We present a novel multimodal deep learning framework for cardiac resynchronisation therapy (CRT) response prediction from 2D echocardiography and cardiac magnetic resonance (CMR) data. The proposed method first uses the `nnU-Net' segmentation model to extract segmentations of the heart over the full cardiac cycle from the two modalities. Next, a multimodal deep learning classifier is used for CRT response prediction, which combines the latent spaces of the segmentation models of the two modalities. At inference time, this framework can be used with 2D echocardiography data only, whilst taking advantage of the implicit relationship between CMR and echocardiography features learnt from the model.

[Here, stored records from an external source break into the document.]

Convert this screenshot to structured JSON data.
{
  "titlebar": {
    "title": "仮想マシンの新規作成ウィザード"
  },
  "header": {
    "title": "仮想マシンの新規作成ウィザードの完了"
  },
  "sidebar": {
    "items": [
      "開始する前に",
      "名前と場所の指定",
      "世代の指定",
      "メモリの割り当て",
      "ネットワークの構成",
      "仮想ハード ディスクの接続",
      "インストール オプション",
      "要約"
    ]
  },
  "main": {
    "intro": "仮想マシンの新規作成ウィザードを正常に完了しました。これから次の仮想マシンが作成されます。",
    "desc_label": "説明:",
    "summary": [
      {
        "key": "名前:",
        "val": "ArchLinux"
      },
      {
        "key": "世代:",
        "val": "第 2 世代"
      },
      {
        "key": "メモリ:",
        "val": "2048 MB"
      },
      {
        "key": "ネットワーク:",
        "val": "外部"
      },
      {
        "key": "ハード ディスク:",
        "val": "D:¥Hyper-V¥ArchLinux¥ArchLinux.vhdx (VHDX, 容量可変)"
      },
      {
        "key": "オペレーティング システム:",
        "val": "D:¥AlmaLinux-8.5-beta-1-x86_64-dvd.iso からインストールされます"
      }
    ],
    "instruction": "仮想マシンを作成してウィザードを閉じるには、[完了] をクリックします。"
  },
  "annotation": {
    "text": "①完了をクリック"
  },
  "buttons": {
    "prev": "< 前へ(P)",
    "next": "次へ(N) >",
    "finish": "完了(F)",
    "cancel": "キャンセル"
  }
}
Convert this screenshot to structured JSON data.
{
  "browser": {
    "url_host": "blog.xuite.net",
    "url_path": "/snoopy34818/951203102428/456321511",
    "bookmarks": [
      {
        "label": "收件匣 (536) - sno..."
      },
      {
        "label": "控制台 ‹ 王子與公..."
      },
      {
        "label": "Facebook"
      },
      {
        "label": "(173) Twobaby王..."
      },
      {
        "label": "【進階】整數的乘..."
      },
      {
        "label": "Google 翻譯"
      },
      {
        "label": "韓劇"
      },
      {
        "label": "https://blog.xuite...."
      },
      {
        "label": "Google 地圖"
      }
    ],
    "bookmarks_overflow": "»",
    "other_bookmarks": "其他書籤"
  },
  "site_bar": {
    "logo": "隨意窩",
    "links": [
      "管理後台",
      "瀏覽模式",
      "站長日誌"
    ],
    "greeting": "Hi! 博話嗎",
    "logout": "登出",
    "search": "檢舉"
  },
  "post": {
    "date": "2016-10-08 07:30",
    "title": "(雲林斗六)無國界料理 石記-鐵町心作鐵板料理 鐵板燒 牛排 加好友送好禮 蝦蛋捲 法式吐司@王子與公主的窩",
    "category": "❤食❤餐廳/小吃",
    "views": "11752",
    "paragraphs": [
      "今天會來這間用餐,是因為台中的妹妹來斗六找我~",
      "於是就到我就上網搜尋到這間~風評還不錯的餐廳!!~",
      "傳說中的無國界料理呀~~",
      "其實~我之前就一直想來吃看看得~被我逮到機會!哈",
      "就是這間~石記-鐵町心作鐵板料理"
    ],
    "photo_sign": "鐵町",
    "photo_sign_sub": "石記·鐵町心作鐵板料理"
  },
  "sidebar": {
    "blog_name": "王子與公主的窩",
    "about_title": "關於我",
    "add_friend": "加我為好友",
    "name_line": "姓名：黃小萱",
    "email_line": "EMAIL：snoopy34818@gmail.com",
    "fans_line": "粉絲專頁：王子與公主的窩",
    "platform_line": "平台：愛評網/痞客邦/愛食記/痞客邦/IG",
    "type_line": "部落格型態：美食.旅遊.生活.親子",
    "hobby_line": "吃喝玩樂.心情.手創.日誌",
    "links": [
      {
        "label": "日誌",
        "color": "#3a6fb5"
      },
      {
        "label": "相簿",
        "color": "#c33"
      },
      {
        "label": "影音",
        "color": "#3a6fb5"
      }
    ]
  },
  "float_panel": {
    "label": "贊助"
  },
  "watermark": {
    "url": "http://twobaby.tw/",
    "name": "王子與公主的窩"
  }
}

We evaluate our pipeline on a cohort of 50 CRT patients for whom paired echocardiography/CMR data were available, and results show that the proposed multimodal classifier results in a statistically significant improvement in accuracy compared to the baseline approach that uses only 2D echocardiography data. The combination of multimodal data enables CRT response to be predicted with 77.38% accuracy (83.33% sensitivity and 71.43% specificity), which is comparable with the current state-of-the-art in machine learning-based CRT response prediction. Our work represents the first multimodal deep learning approach for CRT response prediction.